High performance conjugate gradient solver on multi-GPU clusters using hypergraph partitioning
Tokyo Institute of Technology, 152-8552, Meguro-ku, Tokyo, Japan
Computer Science – Research and Development, Volume 25, Numbers 1-2, 83-91 (2 April 2010)
Motivated by high computation power and low price per performance ratio of GPUs, GPU accelerated clusters are being built for high performance scientific computing. In this work, we propose a scalable implementation of a Conjugate Gradient (CG) solver for unstructured matrices on a GPU-extended cluster, where each cluster node has multiple GPUs. Basic computations of the solver are held on GPUs and communications are managed by the CPU. For sparse matrix-vector multiplication, which is the most time-consuming operation, solver selects the fastest between several high performance kernels running on GPUs. In a GPU-extended cluster, it is more difficult than traditional CPU clusters to obtain scalability, since GPUs are very fast compared to CPUs.

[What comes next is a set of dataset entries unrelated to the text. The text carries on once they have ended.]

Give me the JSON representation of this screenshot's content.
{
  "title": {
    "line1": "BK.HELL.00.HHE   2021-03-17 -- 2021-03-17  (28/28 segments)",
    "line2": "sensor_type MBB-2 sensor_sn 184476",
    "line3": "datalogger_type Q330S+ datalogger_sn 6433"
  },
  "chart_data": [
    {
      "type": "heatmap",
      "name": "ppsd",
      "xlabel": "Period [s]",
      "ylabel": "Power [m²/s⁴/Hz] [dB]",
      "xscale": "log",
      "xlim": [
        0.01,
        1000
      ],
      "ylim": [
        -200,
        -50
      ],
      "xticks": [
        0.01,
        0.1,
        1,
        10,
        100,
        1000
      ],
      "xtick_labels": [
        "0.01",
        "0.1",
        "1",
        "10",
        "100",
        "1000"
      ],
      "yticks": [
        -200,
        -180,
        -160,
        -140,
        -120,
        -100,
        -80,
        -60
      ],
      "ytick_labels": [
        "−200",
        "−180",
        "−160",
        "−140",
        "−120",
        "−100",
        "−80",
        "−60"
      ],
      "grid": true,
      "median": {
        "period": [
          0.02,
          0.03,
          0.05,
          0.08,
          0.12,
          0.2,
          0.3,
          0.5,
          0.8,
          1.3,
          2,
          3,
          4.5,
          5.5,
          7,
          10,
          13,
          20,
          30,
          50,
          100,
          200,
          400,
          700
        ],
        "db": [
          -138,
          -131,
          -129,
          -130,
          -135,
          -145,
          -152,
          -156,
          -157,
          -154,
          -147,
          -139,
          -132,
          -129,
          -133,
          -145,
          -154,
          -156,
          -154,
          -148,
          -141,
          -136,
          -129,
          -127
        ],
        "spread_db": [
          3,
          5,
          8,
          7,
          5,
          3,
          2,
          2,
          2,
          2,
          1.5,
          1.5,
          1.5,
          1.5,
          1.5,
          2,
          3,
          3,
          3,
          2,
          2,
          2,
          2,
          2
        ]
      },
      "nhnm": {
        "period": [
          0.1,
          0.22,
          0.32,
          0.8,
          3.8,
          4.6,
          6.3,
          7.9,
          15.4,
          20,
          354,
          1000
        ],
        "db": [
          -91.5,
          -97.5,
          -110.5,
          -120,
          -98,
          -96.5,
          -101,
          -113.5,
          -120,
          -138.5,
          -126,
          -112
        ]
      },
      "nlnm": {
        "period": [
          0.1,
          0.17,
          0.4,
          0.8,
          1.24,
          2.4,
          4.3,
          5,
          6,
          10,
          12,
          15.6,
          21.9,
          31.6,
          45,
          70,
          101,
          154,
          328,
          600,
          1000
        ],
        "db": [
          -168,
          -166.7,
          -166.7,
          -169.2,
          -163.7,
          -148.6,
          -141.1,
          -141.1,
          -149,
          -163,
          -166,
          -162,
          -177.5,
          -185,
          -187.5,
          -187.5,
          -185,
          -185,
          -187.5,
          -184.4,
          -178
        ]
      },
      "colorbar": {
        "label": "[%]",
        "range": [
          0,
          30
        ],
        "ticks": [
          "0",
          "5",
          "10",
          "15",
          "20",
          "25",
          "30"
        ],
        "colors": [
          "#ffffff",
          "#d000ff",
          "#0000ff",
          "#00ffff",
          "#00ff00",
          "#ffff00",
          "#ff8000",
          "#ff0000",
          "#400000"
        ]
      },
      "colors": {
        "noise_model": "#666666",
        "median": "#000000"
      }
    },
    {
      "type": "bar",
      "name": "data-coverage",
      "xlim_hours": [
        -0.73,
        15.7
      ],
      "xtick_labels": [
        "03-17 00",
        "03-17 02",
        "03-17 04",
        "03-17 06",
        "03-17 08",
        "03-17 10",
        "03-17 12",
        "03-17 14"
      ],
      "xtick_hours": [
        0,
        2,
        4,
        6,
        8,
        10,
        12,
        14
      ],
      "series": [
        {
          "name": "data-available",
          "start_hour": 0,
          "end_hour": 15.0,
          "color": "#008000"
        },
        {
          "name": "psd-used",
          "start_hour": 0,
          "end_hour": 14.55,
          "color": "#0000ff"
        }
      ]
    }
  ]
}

Since computation on GPUs is faster, GPU-extended clusters demand faster communication between compute units. To achieve scalability, we adopt hypergraph-partitioning models, which are state-of-the-art models for communication reduction and load balancing for parallel sparse iterative solvers. We implement a hierarchical partitioning model which better optimizes underlying heterogeneous system. In our experiments, we obtain up to 94 Gflops double-precision CG performance using 64 NVIDIA Tesla GPUs on 32 nodes.